Rinse the yellow lentils (toor dal) thoroughly under running water until the water runs clear. Soak them in water for about 15 minutes.
Wash the basmati rice in cold water until the water runs clear. Drain and set aside.
In a medium pot, add the soaked lentils, 4 cups of water, turmeric powder, and salt. Bring to a boil over medium-high heat, then reduce the heat to low, cover, and simmer for 20-25 minutes or until the lentils are soft and fully cooked. Set aside.
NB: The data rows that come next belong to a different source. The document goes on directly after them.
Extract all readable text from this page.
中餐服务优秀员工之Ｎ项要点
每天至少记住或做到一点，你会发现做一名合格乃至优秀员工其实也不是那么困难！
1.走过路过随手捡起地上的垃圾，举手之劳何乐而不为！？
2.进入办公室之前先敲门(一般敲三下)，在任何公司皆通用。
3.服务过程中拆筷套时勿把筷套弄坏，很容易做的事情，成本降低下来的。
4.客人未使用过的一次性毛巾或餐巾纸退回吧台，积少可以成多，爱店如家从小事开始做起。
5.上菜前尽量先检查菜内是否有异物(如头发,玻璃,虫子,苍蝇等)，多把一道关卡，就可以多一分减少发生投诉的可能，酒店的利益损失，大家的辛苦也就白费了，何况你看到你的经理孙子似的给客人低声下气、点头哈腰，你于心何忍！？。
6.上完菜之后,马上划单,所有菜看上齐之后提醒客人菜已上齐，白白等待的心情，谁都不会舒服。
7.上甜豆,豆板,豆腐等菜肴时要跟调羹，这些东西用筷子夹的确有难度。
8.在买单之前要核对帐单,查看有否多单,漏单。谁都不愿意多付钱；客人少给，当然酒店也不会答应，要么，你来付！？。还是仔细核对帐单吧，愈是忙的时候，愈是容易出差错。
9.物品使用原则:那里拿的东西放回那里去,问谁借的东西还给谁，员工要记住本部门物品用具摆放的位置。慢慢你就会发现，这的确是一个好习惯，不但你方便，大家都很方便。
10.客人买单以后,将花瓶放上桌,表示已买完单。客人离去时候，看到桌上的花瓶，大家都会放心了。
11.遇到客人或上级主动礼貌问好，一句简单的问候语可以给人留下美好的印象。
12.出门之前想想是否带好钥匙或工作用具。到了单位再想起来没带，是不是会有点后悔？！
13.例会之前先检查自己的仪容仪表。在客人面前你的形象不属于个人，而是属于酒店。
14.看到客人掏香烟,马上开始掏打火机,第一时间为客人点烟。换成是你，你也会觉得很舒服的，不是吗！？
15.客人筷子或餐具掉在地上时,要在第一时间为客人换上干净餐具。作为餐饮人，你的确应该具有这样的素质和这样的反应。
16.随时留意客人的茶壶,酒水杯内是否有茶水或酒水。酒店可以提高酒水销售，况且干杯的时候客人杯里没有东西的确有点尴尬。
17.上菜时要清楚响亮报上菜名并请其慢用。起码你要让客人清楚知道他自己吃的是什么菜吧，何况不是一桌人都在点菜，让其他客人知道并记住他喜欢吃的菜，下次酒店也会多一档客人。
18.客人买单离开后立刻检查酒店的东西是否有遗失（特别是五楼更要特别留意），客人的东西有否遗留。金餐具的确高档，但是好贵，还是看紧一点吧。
In another pot, bring the remaining 2 cups of water to a boil. Add the washed basmati rice and a pinch of salt. Cover, reduce the heat to low, and cook for 10-12 minutes until the rice is cooked and fluffy. Remove from heat and set aside.
In a large pan, heat ghee or oil over medium heat. Add cumin seeds and mustard seeds and let them sizzle for a few seconds.
Add the chopped onion and sautΓ© until the onion becomes translucent, about 5 minutes.
Stir in the minced garlic, ginger, and slit green chilies. SautΓ© for another 2 minutes until fragrant.
Add the chopped tomato and cook until it becomes soft and oil starts to separate, about 4-5 minutes.
Stir in the coriander powder and curry leaves, and cook for an additional 2 minutes.
Add the cooked lentils along with any remaining liquid to the pan. Mix well and let it simmer for 5-7 minutes to incorporate all the flavors. Adjust the salt to taste.
Serve the dhal alongside the cooked rice, garnished with fresh coriander leaves.
Calories |
1439 | ||
|---|---|---|---|
% Daily Value* |
|||
| Total Fat | 35.4 g | 45% | |
| Saturated Fat | 18.2 g | 91% | |
| Polyunsaturated Fat | 0.0 g | ||
| Cholesterol | 84 mg | 28% | |
| Sodium | 2474 mg | 108% | |
| Total Carbohydrate | 229.4 g | 83% | |
| Dietary Fiber | 49.9 g | 178% | |
| Total Sugars | 18.7 g | ||
| Protein | 62.5 g | 125% | |
| Vitamin D | 0.0 mcg | 0% | |
| Calcium | 796 mg | 61% | |
| Iron | 19.9 mg | 111% | |
| Potassium | 4926 mg | 105% | |
*The % Daily Value tells you how much a nutrient in a serving of food contributes to a daily diet. 2,000 calories a day is used for general nutrition advice.